Assim um jornal do Grupo Folha coonestou a farsa com que a repressão encobriu a execução do "Bacuri", após terrível calvário.

Durante as trevas ditatoriais no Brasil, um oficial de alto escalão certa vez se queixou de que um jornal carioca estaria movendo guerra psicológica adversa contra o regime.

Motivo? É que o matutino montara uma página só com tragédias e catástrofes ocorridas no mundo inteiro, tendo no centro a notícia e foto de uma entrega de espadins aos calouros de uma academia militar.

O gorila avaliou que a imagem de fardados sorridentes, cercada de sofrimento por todos os lados, seria uma maneira subliminar de colocar os leitores contra os milicos, burlando a censura.

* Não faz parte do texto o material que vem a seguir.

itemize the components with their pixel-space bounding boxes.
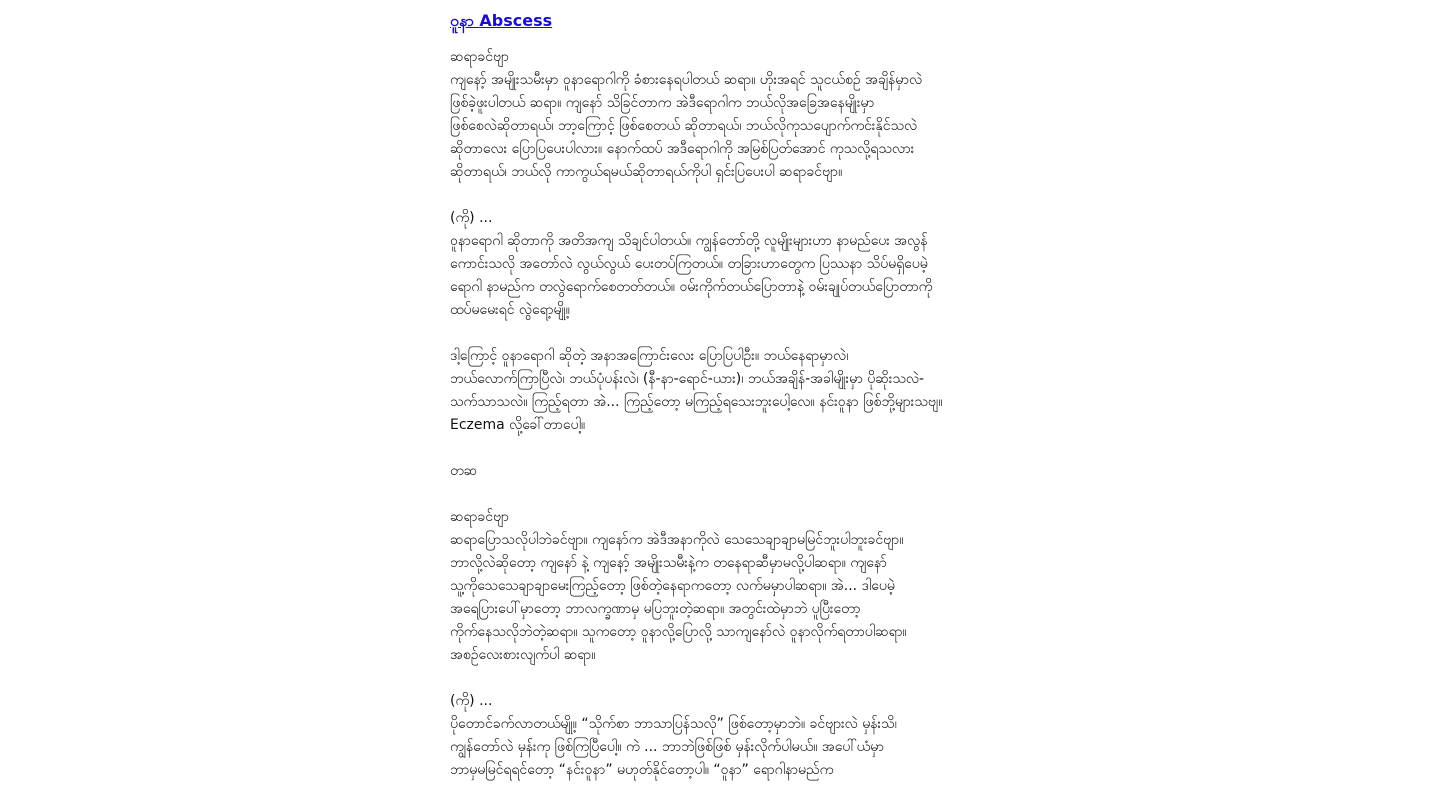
paragraph	[450, 207, 995, 322]
paragraph-line: ပိုတောင်ခက်လာတယ်မျို့။ “သိုက်စာ ဘာသာပြန်သလို” ဖြစ်တော့မှာဘဲ။ ခင်ဗျားလဲ မှန်းသိ၊	[450, 716, 897, 732]
paragraph	[450, 46, 995, 184]
article-body	[450, 46, 995, 782]
paragraph-line: ကျွန်တော်လဲ မှန်းကု ဖြစ်ကြပြီပေါ့။ ကဲ ... ဘာဘဲဖြစ်ဖြစ် မှန်းလိုက်ပါမယ်။ အပေါ်ယံမှာ	[450, 739, 884, 755]
article-title-link[interactable]: ဝူနာ Abscess	[450, 11, 553, 30]
paragraph-line: အရေပြားပေါ်မှာတော့ ဘာလက္ခဏာမှ မပြဘူးတဲ့ဆရာ။ အတွင်းထဲမှာဘဲ ပူပြီးတော့	[450, 601, 861, 617]
paragraph-line: ဆရာပြောသလိုပါဘဲခင်ဗျာ။ ကျနော်က အဲဒီအနာကိုလဲ သေသေချာချာမမြင်ဘူးပါဘူးခင်ဗျာ။	[450, 532, 904, 548]
paragraph	[450, 345, 995, 437]
paragraph-line: ကိုက်နေသလိုဘဲတဲ့ဆရာ။ သူကတော့ ဝူနာလို့ပြောလို့ သာကျနော်လဲ ဝူနာလိုက်ရတာပါဆရာ။	[450, 624, 907, 640]
paragraph-line: သက်သာသလဲ။ ကြည့်ရတာ အဲ... ကြည့်တော့ မကြည့်ရသေးဘူးပေါ့လေ။ နင်းဝူနာ ဖြစ်ဘို့များသဗျ။	[450, 394, 943, 410]
paragraph	[450, 460, 995, 483]
paragraph-line: ဘာလို့လဲဆိုတော့ ကျနော် နဲ့ ကျနော့် အမျိုးသမီးနဲ့က တနေရာဆီမှာမလို့ပါဆရာ။ ကျနော်	[450, 555, 887, 571]
paragraph-line: ဖြစ်စေလဲဆိုတာရယ်၊ ဘာ့ကြောင့် ဖြစ်စေတယ် ဆိုတာရယ်၊ ဘယ်လိုကုသပျောက်ကင်းနိုင်သလဲ	[450, 118, 918, 134]
paragraph-line: ကောင်းသလို အတော်လဲ လွယ်လွယ် ပေးတပ်ကြတယ်။ တခြားဟာတွေက ပြဿနာ သိပ်မရှိပေမဲ့	[450, 256, 928, 272]
paragraph-line: သူ့ကိုသေသေချာချာမေးကြည့်တော့ ဖြစ်တဲ့နေရာကတော့ လက်မမှာပါဆရာ။ အဲ... ဒါပေမဲ့	[450, 578, 895, 594]
paragraph-line: ဒါ့ကြောင့် ဝူနာရောဂါ ဆိုတဲ့ အနာအကြောင်းလေး ပြောပြပါဦး။ ဘယ်နေရာမှာလဲ၊	[450, 348, 849, 364]
paragraph-line: ဘာမှမမြင်ရရင်တော့ “နင်းဝူနာ” မဟုတ်နိုင်တော့ပါ။ “ဝူနာ” ရောဂါနာမည်က	[450, 762, 834, 778]
paragraph-line: ဆရာခင်ဗျာ	[450, 509, 509, 525]
paragraph-line: တဆ	[450, 463, 478, 479]
paragraph-line: ဖြစ်ခဲ့ဖူးပါတယ် ဆရာ။ ကျနော် သိခြင်တာက အဲဒီရောဂါက ဘယ်လိုအခြေအနေမျိုးမှာ	[450, 95, 875, 111]
paragraph-line: ရောဂါ နာမည်က တလွဲရောက်စေတတ်တယ်။ ဝမ်းကိုက်တယ်ပြောတာနဲ့ ဝမ်းချုပ်တယ်ပြောတာကို	[450, 279, 933, 295]
paragraph-line: ကျနော့် အမျိုးသမီးမှာ ဝူနာရောဂါကို ခံစားနေရပါတယ် ဆရာ။ ဟိုးအရင် သူငယ်စဉ် အချိန်မှာလဲ	[450, 72, 923, 88]
paragraph-line: (ကို) ...	[450, 693, 493, 709]
article	[450, 8, 995, 782]
paragraph	[450, 506, 995, 667]
paragraph-line: ဆရာခင်ဗျာ	[450, 49, 509, 65]
paragraph-line: အစဉ်လေးစားလျက်ပါ ဆရာ။	[450, 647, 596, 663]
paragraph-line: (ကို) ...	[450, 210, 493, 226]
paragraph	[450, 690, 995, 782]
paragraph-line: ဆိုတာလေး ပြောပြပေးပါလား။ နောက်ထပ် အဒီရောဂါကို အမြစ်ပြတ်အောင် ကုသလို့ရသလား	[450, 141, 915, 157]
paragraph-line: Eczema လို့ခေါ်တာပေါ့။	[450, 417, 586, 433]
paragraph-line: ဆိုတာရယ်၊ ဘယ်လို ကာကွယ်ရမယ်ဆိုတာရယ်ကိုပါ ရှင်းပြပေးပါ ဆရာခင်ဗျာ။	[450, 164, 843, 180]
paragraph-line: ဘယ်လောက်ကြာပြီလဲ၊ ဘယ်ပုံပန်းလဲ၊ (နီ-နာ-ရောင်-ယား)၊ ဘယ်အချိန်-အခါမျိုးမှာ ပိုဆိုးသလဲ-	[450, 371, 925, 387]
paragraph-line: ထပ်မမေးရင် လွဲရော့မျို့။	[450, 302, 570, 318]
paragraph-line: ဝူနာရောဂါ ဆိုတာကို အတိအကျ သိချင်ပါတယ်။ ကျွန်တော်တို့ လူမျိုးများဟာ နာမည်ပေး အလွန်	[450, 233, 928, 249]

Nas minhas (posteriores) décadas de atuação jornalística, perceberia que, si non è vero, è bene trovato: o mero maquiavelismo é muito mais frequente na imprensa do que a mera coincidência.

Um exemplo conspícuo é a capa da Folha de S. Paulo deste domingo (21), tendo como manchete "Dilma faz defesa do estado forte e prega estabilidade" e destacando, na chamada de uma retranca secundária, que "Ministra diz ter feito no exterior treinos militares".

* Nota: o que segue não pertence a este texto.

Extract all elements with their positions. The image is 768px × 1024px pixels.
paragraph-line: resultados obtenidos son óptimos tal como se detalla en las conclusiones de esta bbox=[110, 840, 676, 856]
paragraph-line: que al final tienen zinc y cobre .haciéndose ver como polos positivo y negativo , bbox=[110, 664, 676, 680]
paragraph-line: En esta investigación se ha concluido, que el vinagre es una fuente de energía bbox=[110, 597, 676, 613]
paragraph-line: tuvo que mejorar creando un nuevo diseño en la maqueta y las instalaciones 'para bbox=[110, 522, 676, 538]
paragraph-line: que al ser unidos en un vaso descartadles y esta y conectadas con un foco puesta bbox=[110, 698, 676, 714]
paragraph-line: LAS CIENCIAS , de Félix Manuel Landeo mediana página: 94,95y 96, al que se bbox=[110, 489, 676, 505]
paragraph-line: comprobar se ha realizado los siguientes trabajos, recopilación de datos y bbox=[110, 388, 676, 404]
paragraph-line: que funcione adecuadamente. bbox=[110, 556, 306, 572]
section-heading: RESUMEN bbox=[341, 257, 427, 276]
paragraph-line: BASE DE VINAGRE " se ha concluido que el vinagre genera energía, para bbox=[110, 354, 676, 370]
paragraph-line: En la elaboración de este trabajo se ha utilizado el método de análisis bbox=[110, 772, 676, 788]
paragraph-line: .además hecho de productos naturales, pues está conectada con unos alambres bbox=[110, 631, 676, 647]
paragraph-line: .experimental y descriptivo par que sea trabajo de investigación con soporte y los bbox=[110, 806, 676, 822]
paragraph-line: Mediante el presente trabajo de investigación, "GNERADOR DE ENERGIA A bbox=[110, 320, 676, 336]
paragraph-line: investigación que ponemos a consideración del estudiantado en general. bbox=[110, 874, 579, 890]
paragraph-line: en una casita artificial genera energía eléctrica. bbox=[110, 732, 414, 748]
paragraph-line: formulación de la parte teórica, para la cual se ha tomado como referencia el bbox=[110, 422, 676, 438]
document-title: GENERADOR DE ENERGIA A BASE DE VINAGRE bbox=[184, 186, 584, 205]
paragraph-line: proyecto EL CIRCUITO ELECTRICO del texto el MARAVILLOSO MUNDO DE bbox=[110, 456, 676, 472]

Gato escaldado, o jornal evita sugerir outra vez que um eventual governo de Dilma Rousseff criaria uma infinidade de novas estatais. Sua credibilidade cairá ainda mais se continuar recebendo cala-bocas irrefutáveis.

Mas, não desistiu de insinuar que Dilma é uma estatizante compulsiva, ao colocar em primeiríssimo lugar um tema que, na própria notícia a que a manchete remete, só aparece na metade final:
"Dilma, porém, reafirmou a proposta de fortalecimento do Estado, citada por Lula em sua fala, quando disse à ministra: 'Isso é bom Dilma, não é ruim', ao lembrar que a oposição a acusa de ser estatizante. 'Continuaremos a valorizar o servidor e o serviço público, reconstituindo o Estado, recompondo sua capacidade de planejar, gerir e induzir o desenvolvimento do país', afirmou ela.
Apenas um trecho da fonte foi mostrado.